In much-anticipated research released Tuesday and set for publication in The Astrophysical Journal, one group, led by Wendy Freedman of the University of Chicago, found that our cosmos is expanding at a rate of 69.8 kilometers per second per megaparsec, where one megaparsec equals 3.26 million light-years.
But in another study published last week on the arXiv, an open-access website, an international consortium known as H0LICOW led by Kenneth Wong of the University of Tokyo and Sherry Suyu of the Max Planck Institute in Germany, measured the universe’s expansion rate at 73.3 kilometers per megaparsec.
The results are close, but they’re not the exact match that would make everyone happy. Both teams have essentially laid down new markers in a field that has been rife with controversy for decades. And they feed into a growing tension between groups that use different methods to measure cosmic expansion.
The stakes are high. Small changes to the Hubble constant affect science’s best estimate for the age of the universe by hundreds of millions of years. And if astronomers can nail down the Hubble constant to everyone’s satisfaction, they could help reveal the nature of the mysterious dark energy that is causing cosmic expansion to accelerate.
A New Measure
Freedman and her team used a new method for determining the Hubble constant. They used the Hubble Space Telescope and other instruments to measure the brightnesses of the brightest red giant stars in the outskirts of other galaxies. These ancient suns are relatively simple objects with a nearly uniform and well-known luminosity, so astronomers can convert precise brightness measurements into distances.
This method differs from previous efforts, including Freedman’s own Hubble Space Telescope Key Project of two decades ago. Instead of studying red giants, other teams have tracked our expanding universe using Cepheids, which are young stars that periodically vary in brightness. Recent measurements using Cepheids have found the Hubble constant to be around 73. And in April, the SH0ES team, led by Nobel laureate Adam Riess of the Space Telescope Science Institute and Johns Hopkins University, measured a rate of 74.

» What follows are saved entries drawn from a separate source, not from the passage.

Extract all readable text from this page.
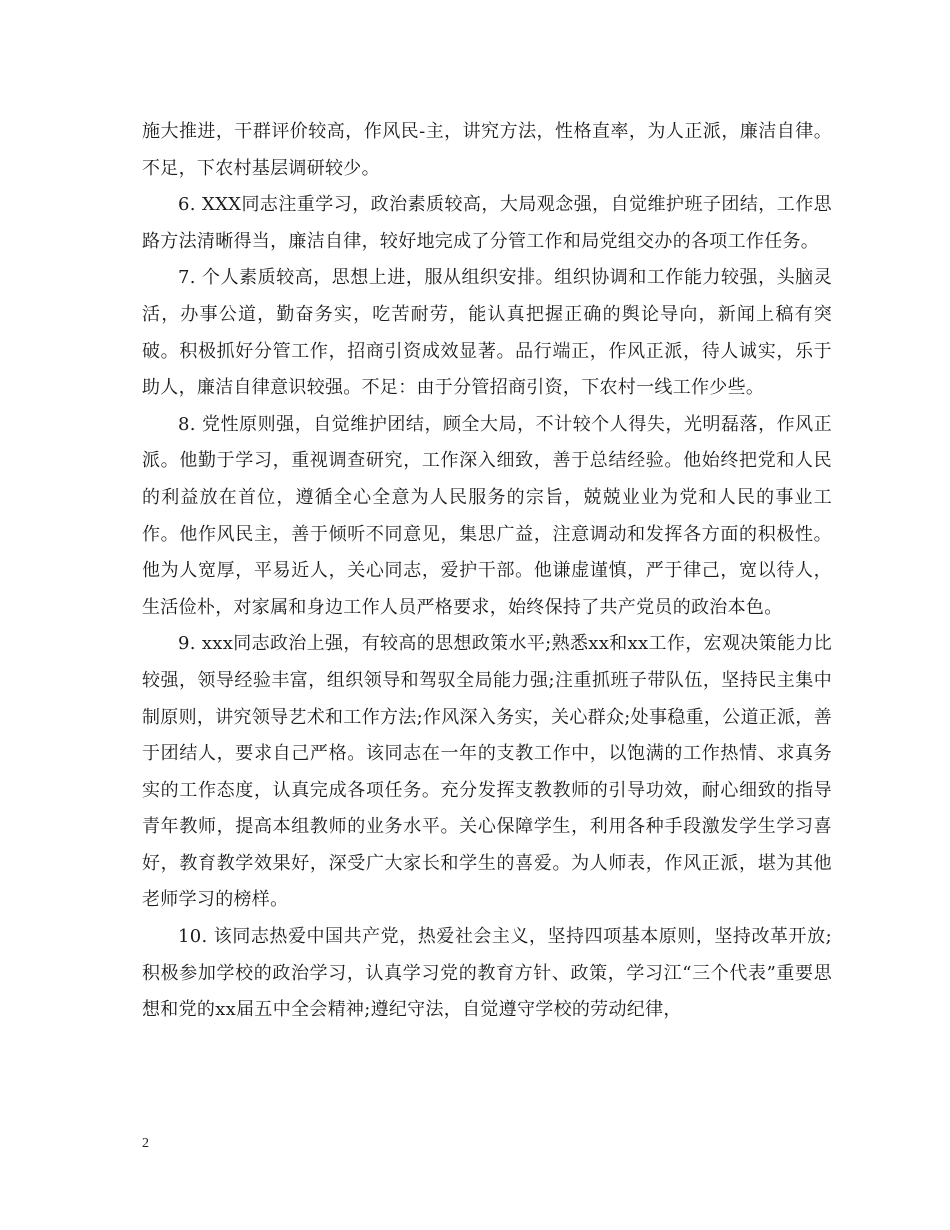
施大推进，干群评价较高，作风民-主，讲究方法，性格直率，为人正派，廉洁自律。不足，下农村基层调研较少。

6. XXX同志注重学习，政治素质较高，大局观念强，自觉维护班子团结，工作思路方法清晰得当，廉洁自律，较好地完成了分管工作和局党组交办的各项工作任务。

7. 个人素质较高，思想上进，服从组织安排。组织协调和工作能力较强，头脑灵活，办事公道，勤奋务实，吃苦耐劳，能认真把握正确的舆论导向，新闻上稿有突破。积极抓好分管工作，招商引资成效显著。品行端正，作风正派，待人诚实，乐于助人，廉洁自律意识较强。不足：由于分管招商引资，下农村一线工作少些。

8. 党性原则强，自觉维护团结，顾全大局，不计较个人得失，光明磊落，作风正派。他勤于学习，重视调查研究，工作深入细致，善于总结经验。他始终把党和人民的利益放在首位，遵循全心全意为人民服务的宗旨，兢兢业业为党和人民的事业工作。他作风民主，善于倾听不同意见，集思广益，注意调动和发挥各方面的积极性。他为人宽厚，平易近人，关心同志，爱护干部。他谦虚谨慎，严于律己，宽以待人，生活俭朴，对家属和身边工作人员严格要求，始终保持了共产党员的政治本色。

9. xxx同志政治上强，有较高的思想政策水平;熟悉xx和xx工作，宏观决策能力比较强，领导经验丰富，组织领导和驾驭全局能力强;注重抓班子带队伍，坚持民主集中制原则，讲究领导艺术和工作方法;作风深入务实，关心群众;处事稳重，公道正派，善于团结人，要求自己严格。该同志在一年的支教工作中，以饱满的工作热情、求真务实的工作态度，认真完成各项任务。充分发挥支教教师的引导功效，耐心细致的指导青年教师，提高本组教师的业务水平。关心保障学生，利用各种手段激发学生学习喜好，教育教学效果好，深受广大家长和学生的喜爱。为人师表，作风正派，堪为其他老师学习的榜样。

10. 该同志热爱中国共产党，热爱社会主义，坚持四项基本原则，坚持改革开放;积极参加学校的政治学习，认真学习党的教育方针、政策，学习江“三个代表”重要思想和党的xx届五中全会精神;遵纪守法，自觉遵守学校的劳动纪律，

2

Astronomers would have expected the red giant and Cepheid methods to give the same answer. But they’re off by just enough to be cosmologically significant. The reason for this discrepancy, says Riess, is that his group and Freedman’s group used different methods to account for the dimming effects of dust.
Riess says that if Freedman’s team had used the same method, their Hubble constant result would nearly match that of SH0ES. “This result actually gives me more confidence in our result,” he says.
In stark contrast, the H0LICOW team uses a totally independent strategy that relies on geometry rather than observing individual stars in other galaxies. H0LICOW monitors distant quasars — active supermassive black holes at the hearts of large galaxies — that have been gravitationally lensed by foreground galaxies. The space-time warping effect of these massive galaxies create lenses that split light, creating multiple images of the same quasar. As a result, the light from each image takes a different path to reach Earth. By watching the different quasar images flicker in brightness over months and years, the H0LICOW astronomers measured a Hubble constant of 73.3.
“Our results agree very well with that of SH0ES,” notes Suyu.
The fact that H0LICOW and SH0ES derive the same expansion rate (within their margins of error) despite using radically different methods gives a great deal of confidence that the Hubble constant is somewhere around 73 to 74. If the red giant method can somehow be brought into line with these other methods, astronomers will probably consider the Hubble constant to be a solved problem.
Plank’s Puzzle
But there is yet another result that doesn’t quite fit into this rosy picture. Several years ago, an international team analyzing much different data from the European Space Agency’s Planck satellite came up with a Hubble constant of 67.4, with only a tiny margin of uncertainty.
With Planck, cosmologists made ultra-precise measurements of the speckled pattern of the cosmic microwave background, the leftover radiation from the Big Bang. The resulting map provides a trove of information about the dark matter, atomic matter, and dark energy that make up the universe. By measuring the ratios of these cosmic ingredients from Planck, cosmologists can predict what the Hubble constant should be.
But the H0LICOW and SH0ES results are higher than Planck’s prediction of 67.4, a mismatch that Riess says has only a 1-in-100,000 chance of arising from measurement errors. He thinks the discrepancy is probably due to some kind of unknown and perhaps very exciting new physics.
Freedman notes that her team’s result sits in-between the low and high end, but they’re still marginally closer to Planck’s. However, she is not discounting the possibility that slight measurement errors from one or more teams might be responsible for the different Hubble constants.
“I think these results show that if you only rely on one method, you may be missing something systematic that is difficult to uncover with one method alone,” she says. “That’s why you need independent methods.”
For her part, Suyu notes that the issue remains far from resolved: “The Hubble constant challenge continues as each probe/team tries to reduce their measurement’s uncertainties and control their systematic errors. Independent and new probes of the Hubble constant would also be very valuable.”